Santiago no dejó que Sol deshiciera el equipaje. Dentro de la cama, desnudo y más impaciente que otros días, esperó a que saliera de la ducha. Ansiaba sujetar con las manos la tensa delgadez de Sol. Al verle, ella dejó caer la toalla y entró en la cama riendo. A menudo se reían mientras se tocaban. Sol buscaba la risa. Santiago decía que se había enamorado de ella la primera noche después de comprobar que, en el orgasmo, Sol no gemía, no gritaba, no lloraba sino que reía al principio en voz baja y después más fuerte. Ahora, pensando en cómo podía contarle con cierto humor lo del préstamo, se imaginó con Carlos y con Marta dentro de siete años, rejuvenecidos los tres por la pobreza; pues si los ocho millones se perdían acaso los tres volviesen a fumar negro, y decidieran juntarse a comer en ese sitio donde un arroz a la cubana costaba ciento cincuenta pesetas, y cogieran el búho por la noche, y de nuevo grabaran cintas y se compraran ropa en el Rastro. Entretanto, había empezado a besar a Sol. La acarició imaginando cómo sería hacer un viaje en InterRail a los cuarenta. Notaba sus piernas sobre las piernas de Sol, notaba la piel y la carne, las manos de Sol; entonces Santiago dejó de imaginar, volvió a querer la tensa desnudez de Sol, apretarla, coger a Sol por las caderas, entrar en Sol como quien pasa un dedo por el envés de la tela del tambor sin haber roto el tambor. Y supo que esa noche necesitaba el envés de la piel del tambor, algo tirante y clandestino, un lugar casi violento donde no entraba la risa.

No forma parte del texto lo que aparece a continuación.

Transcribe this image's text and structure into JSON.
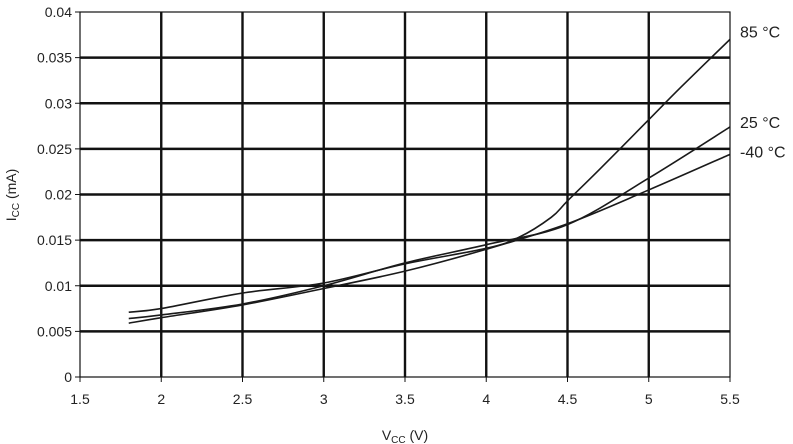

Guillermo y Marta recogieron los platos. Luego se sirvieron una copa, y Marta se sentó de nuevo a la mesa. Fumaba excitada, hablando mucho. Guillermo la oía, la miraba, y sólo cuando la miraba se daba cuenta de que ese momento estaba siendo importante para ella. En cambio, cuando apartaba la vista de la cara de Marta para dejarse llevar por el significado de sus palabras, sentía un ligero temor, ligero pero punzante porque era, sin duda, temor, era la conciencia de un peligro cercano. Guillermo sabía que Marta ya había tomado una decisión. No le estaba consultando si podía prestar cuatro millones a Carlos: sólo estaba teniendo la gentileza de contárselo en forma interrogativa.